The cars approach the merge slowly and, in lockstep, fall in place one from first lane, one from second lane, one from first lane, one from second lane, over and over. You can look ahead, if you feel a need, and count the cars ahead in each lane. You know with some certainty which car you will fall in behind. No collisions, no cars stranded out on the right side wishing they could merge. Amazing!
This is almost as good. We are stunned at the immediate allowance other drivers provide us when we display our turn signal to change lanes. The cars unhesitatingly let us into the next lane, slowing for us.

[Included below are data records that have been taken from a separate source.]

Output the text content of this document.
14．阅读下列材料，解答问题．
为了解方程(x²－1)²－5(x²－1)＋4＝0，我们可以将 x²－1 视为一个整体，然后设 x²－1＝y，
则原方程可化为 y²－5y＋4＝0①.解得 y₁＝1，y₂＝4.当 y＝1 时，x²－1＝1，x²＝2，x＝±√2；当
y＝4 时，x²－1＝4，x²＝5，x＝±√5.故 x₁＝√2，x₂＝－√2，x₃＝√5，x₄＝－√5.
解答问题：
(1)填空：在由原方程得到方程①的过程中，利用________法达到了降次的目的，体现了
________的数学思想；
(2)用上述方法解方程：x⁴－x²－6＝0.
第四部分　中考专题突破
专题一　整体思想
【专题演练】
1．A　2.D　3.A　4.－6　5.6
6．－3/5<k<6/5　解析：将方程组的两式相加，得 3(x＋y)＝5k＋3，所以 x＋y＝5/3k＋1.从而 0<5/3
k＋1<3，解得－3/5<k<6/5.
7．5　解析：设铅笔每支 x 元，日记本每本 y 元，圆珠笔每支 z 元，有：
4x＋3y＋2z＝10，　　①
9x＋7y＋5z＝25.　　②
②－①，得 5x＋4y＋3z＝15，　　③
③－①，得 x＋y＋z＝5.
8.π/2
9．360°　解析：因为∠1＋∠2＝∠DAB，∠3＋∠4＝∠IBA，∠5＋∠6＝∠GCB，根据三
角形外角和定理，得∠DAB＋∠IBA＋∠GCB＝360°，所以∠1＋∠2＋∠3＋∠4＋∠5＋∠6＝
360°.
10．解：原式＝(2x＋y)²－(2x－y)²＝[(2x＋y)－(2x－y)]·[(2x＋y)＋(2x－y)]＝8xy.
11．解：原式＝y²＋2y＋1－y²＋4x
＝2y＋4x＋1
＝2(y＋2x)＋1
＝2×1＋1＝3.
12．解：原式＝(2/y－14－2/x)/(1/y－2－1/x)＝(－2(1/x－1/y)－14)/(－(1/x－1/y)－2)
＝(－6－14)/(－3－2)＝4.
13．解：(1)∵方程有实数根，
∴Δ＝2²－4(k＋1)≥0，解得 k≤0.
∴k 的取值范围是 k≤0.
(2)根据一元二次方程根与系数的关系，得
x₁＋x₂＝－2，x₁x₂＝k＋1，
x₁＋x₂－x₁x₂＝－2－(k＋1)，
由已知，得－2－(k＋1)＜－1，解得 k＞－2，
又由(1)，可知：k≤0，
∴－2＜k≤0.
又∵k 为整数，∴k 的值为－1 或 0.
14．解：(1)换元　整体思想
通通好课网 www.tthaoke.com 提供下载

The reaction we half expect, by conditioning, is the cars behind us to speed up and take the space we are requesting (or even hinting at) but not in Vancouver. Drivers in Vancouver unfailingly let us into their lane.
An observation, from driving home last night, is the size of the other vehicles. We’re not suggesting this relates to their yielding to us, but all the cars about us as we cross downtown Vancouver are sub-compacts, less than 1/3 our truck’s gross weight. We were fairly surrounded last night, as we drove home, by Yaris, Echo, Fit, Mini, and other very small cars. Any of these would fit in our truck bed if the bed was empty. We see a few pickup trucks, but very few. The vast majority of cars around Vancouver are small or smaller.
We were startled and completely unknowing, two or three years ago, why some traffic lights flash green and others stay solid green. Kelsey explained it to us in short order. This is very important to driving in Vancouver. Flashing green traffic lights are pedestrian-controlled. A car approaching the main street will encounter a stop sign and will not have a traffic light. The cars on the main street will see the flashing green light, or a yellow or red solid light. The pedestrian, wanting to cross the main street, pushes the walk button and the light relatively soon turns red for the main street to allow pedestrians to cross.
Pedestrians get a nice break from cars even without the traffic lights or crosswalks. We were in Chinatown a few days ago and heard a horn blaring as a car careened through an intersection. The car had turned right from the main road and almost intercepted a couple of people stepping into the crosswalk. People looking on acted horrified, the walking couple was very startled, and the driver was almost certainly not “from around here”. We don’t think any Vancouverite would have plowed through a crosswalk ignoring pedestrians.
Finally, here’s a plug for the bike routes. Vancouver has invested a lot of planning and money in creating bike-friendly and bike-only streets throughout the city. I rode Kelsey’s bicycle twenty blocks from the Community Centre on 16th at Ontario St to East 24th at Windsor St. The bike route has roundabouts at many intersections and pedestrian/biker-controlled signals at the few major intersections. The result was a quieter and safer ride home in a bustling city full of automobile traffic.
There are exceptions to every rule, and no absolutes. Our experience with Vancouver traffic, though, has been wonderful. And we appreciate it greatly.